Question: Specificity of gene expression
0
4.1 years ago by
Italy
arrigonialberto860 wrote:

I was wondering if it is possible to use the 'contrast' keyword of the 'results' function of DESeq2 in order to select genes that are specifically expressed in a single biological class in cases where we have more than 2 conditions.

In this case I would just calculate contrasts for all the condition and e.g. select genes that are 'upregulated' in a single condition vs all the rest. Would this work? Would I have to correct the results for multiple comparisons again?
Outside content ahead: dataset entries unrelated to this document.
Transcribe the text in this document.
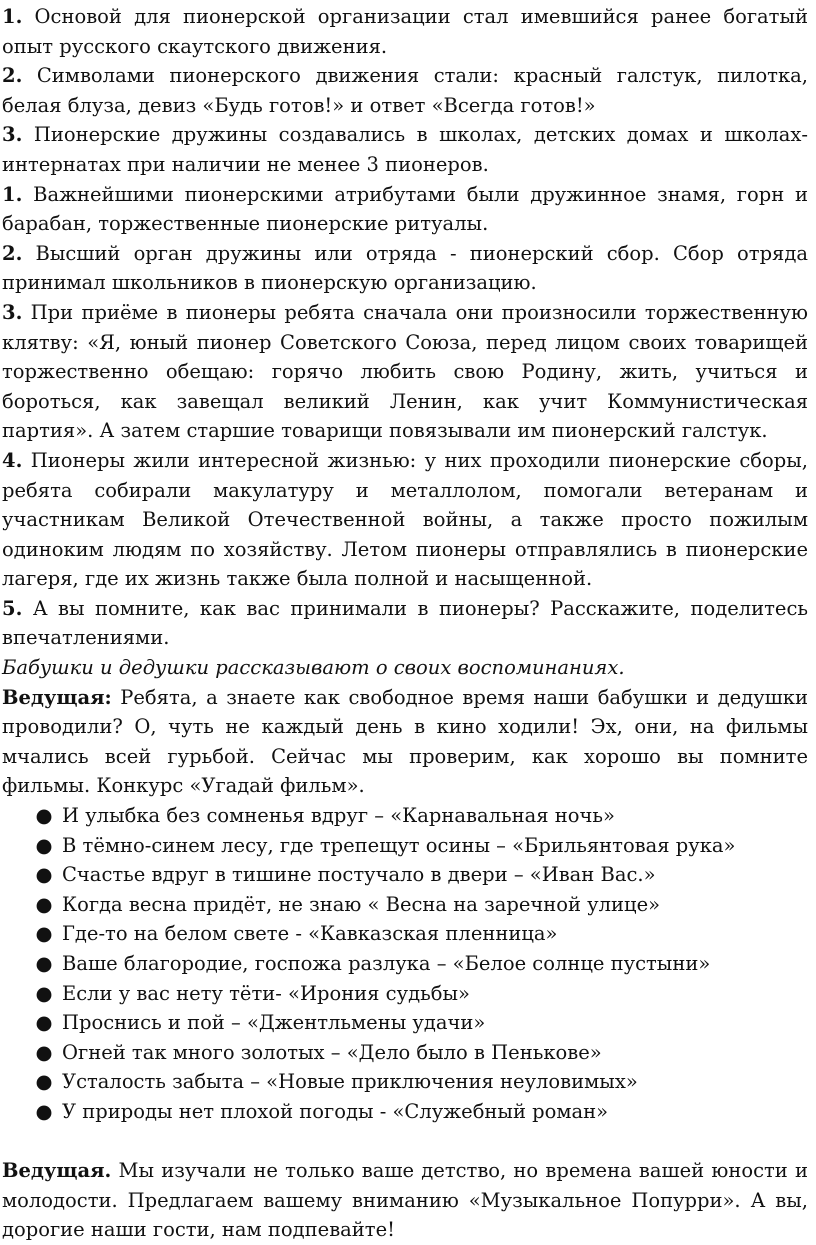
1. Основой для пионерской организации стал имевшийся ранее богатый опыт русского скаутского движения.

2. Символами пионерского движения стали: красный галстук, пилотка, белая блуза, девиз «Будь готов!» и ответ «Всегда готов!»

3. Пионерские дружины создавались в школах, детских домах и школах-интернатах при наличии не менее 3 пионеров.

1. Важнейшими пионерскими атрибутами были дружинное знамя, горн и барабан, торжественные пионерские ритуалы.

2. Высший орган дружины или отряда - пионерский сбор. Сбор отряда принимал школьников в пионерскую организацию.

3. При приёме в пионеры ребята сначала они произносили торжественную клятву: «Я, юный пионер Советского Союза, перед лицом своих товарищей торжественно обещаю: горячо любить свою Родину, жить, учиться и бороться, как завещал великий Ленин, как учит Коммунистическая партия». А затем старшие товарищи повязывали им пионерский галстук.

4. Пионеры жили интересной жизнью: у них проходили пионерские сборы, ребята собирали макулатуру и металлолом, помогали ветеранам и участникам Великой Отечественной войны, а также просто пожилым одиноким людям по хозяйству. Летом пионеры отправлялись в пионерские лагеря, где их жизнь также была полной и насыщенной.

5. А вы помните, как вас принимали в пионеры? Расскажите, поделитесь впечатлениями.

Бабушки и дедушки рассказывают о своих воспоминаниях.

Ведущая: Ребята, а знаете как свободное время наши бабушки и дедушки проводили? О, чуть не каждый день в кино ходили! Эх, они, на фильмы мчались всей гурьбой. Сейчас мы проверим, как хорошо вы помните фильмы. Конкурс «Угадай фильм».

● И улыбка без сомненья вдруг – «Карнавальная ночь»
● В тёмно-синем лесу, где трепещут осины – «Брильянтовая рука»
● Счастье вдруг в тишине постучало в двери – «Иван Вас.»
● Когда весна придёт, не знаю « Весна на заречной улице»
● Где-то на белом свете - «Кавказская пленница»
● Ваше благородие, госпожа разлука – «Белое солнце пустыни»
● Если у вас нету тёти- «Ирония судьбы»
● Проснись и пой – «Джентльмены удачи»
● Огней так много золотых – «Дело было в Пенькове»
● Усталость забыта – «Новые приключения неуловимых»
● У природы нет плохой погоды - «Служебный роман»

Ведущая. Мы изучали не только ваше детство, но времена вашей юности и молодости. Предлагаем вашему вниманию «Музыкальное Попурри». А вы, дорогие наши гости, нам подпевайте!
e.g., in this experimental design with a factor of three values (conditions):

samples <- read.table("samples.txt",sep="\t",as.is=T)
colnames(samples)<-c("sampleName","fileName","condition")
dds1 <- DESeqDataSetFromHTSeqCount(sampleTable=samples,directory="./",design= ~ condition)
dds1 <- DESeq(dds1) res <- results(dds1)

then I do pairwise comparison:

res.A.B <- results(dds1, contrast=c("condition","A","B"))
res.A.C <- results(dds1, contrast=c("condition","A","C"))
res.B.C <- results(dds1, contrast=c("condition","B","C"))
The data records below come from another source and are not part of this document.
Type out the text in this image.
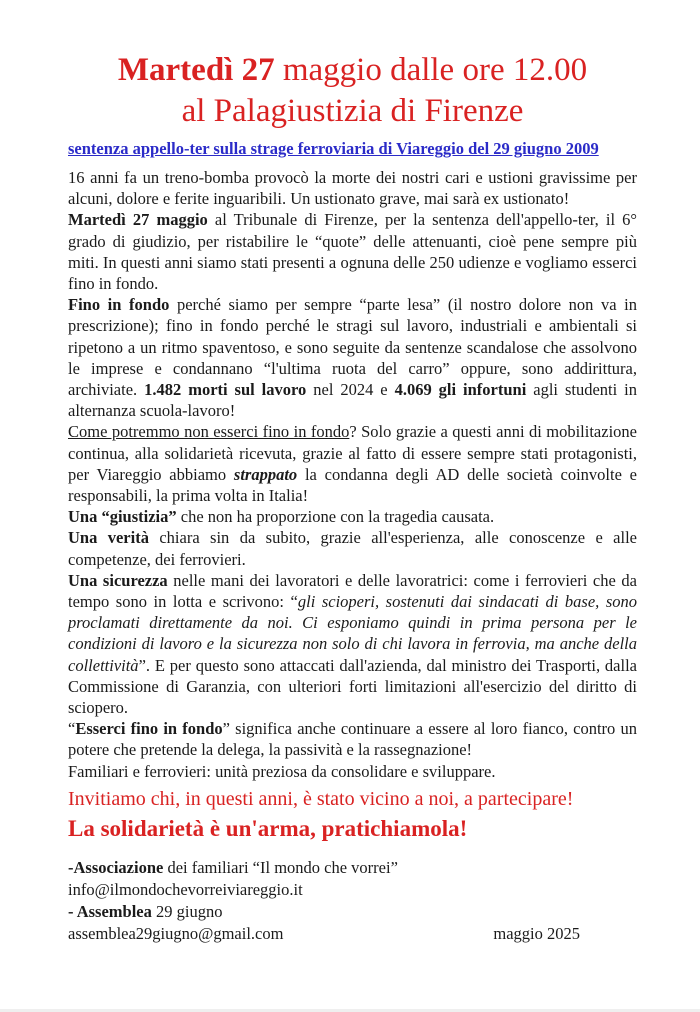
Martedì 27 maggio dalle ore 12.00
al Palagiustizia di Firenze
sentenza appello-ter sulla strage ferroviaria di Viareggio del 29 giugno 2009

16 anni fa un treno-bomba provocò la morte dei nostri cari e ustioni gravissime per alcuni, dolore e ferite inguaribili. Un ustionato grave, mai sarà ex ustionato!

Martedì 27 maggio al Tribunale di Firenze, per la sentenza dell'appello-ter, il 6° grado di giudizio, per ristabilire le “quote” delle attenuanti, cioè pene sempre più miti. In questi anni siamo stati presenti a ognuna delle 250 udienze e vogliamo esserci fino in fondo.

Fino in fondo perché siamo per sempre “parte lesa” (il nostro dolore non va in prescrizione); fino in fondo perché le stragi sul lavoro, industriali e ambientali si ripetono a un ritmo spaventoso, e sono seguite da sentenze scandalose che assolvono le imprese e condannano “l'ultima ruota del carro” oppure, sono addirittura, archiviate. 1.482 morti sul lavoro nel 2024 e 4.069 gli infortuni agli studenti in alternanza scuola-lavoro!

Come potremmo non esserci fino in fondo? Solo grazie a questi anni di mobilitazione continua, alla solidarietà ricevuta, grazie al fatto di essere sempre stati protagonisti, per Viareggio abbiamo strappato la condanna degli AD delle società coinvolte e responsabili, la prima volta in Italia!

Una “giustizia” che non ha proporzione con la tragedia causata.

Una verità chiara sin da subito, grazie all'esperienza, alle conoscenze e alle competenze, dei ferrovieri.

Una sicurezza nelle mani dei lavoratori e delle lavoratrici: come i ferrovieri che da tempo sono in lotta e scrivono: “gli scioperi, sostenuti dai sindacati di base, sono proclamati direttamente da noi. Ci esponiamo quindi in prima persona per le condizioni di lavoro e la sicurezza non solo di chi lavora in ferrovia, ma anche della collettività”. E per questo sono attaccati dall'azienda, dal ministro dei Trasporti, dalla Commissione di Garanzia, con ulteriori forti limitazioni all'esercizio del diritto di sciopero.

“Esserci fino in fondo” significa anche continuare a essere al loro fianco, contro un potere che pretende la delega, la passività e la rassegnazione!

Familiari e ferrovieri: unità preziosa da consolidare e sviluppare.

Invitiamo chi, in questi anni, è stato vicino a noi, a partecipare!
La solidarietà è un'arma, pratichiamola!

-Associazione dei familiari “Il mondo che vorrei”

info@ilmondochevorreiviareggio.it

- Assemblea 29 giugno

assemblea29giugno@gmail.com	maggio 2025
At this point can I select differentially expresses genes that are specifically expressed in e.g. 'A' only by intersecting the results? I do not need to correct for multiple comparisons? Can this same principle be extended to case where I have e.g. 10 levels to find genes that are specifically expressed in one condition (computationally it is not a great burden, since the 'parallel' option comes to the rescue)?

Alberto

modified 4.1 years ago • written 4.1 years ago by arrigonialberto860
0
4.1 years ago by
Michael Love26k
United States
Michael Love26k wrote:

You can just use

results(dds, name="conditionC")

which can be interpreted as the conditionC effect over a middle point between all groups. (Note that statement is only true when the resultsNames look like: [Intercept, conditionA, conditionB, conditionC], which is what we call in the paper and documentation an "expanded model matrix".)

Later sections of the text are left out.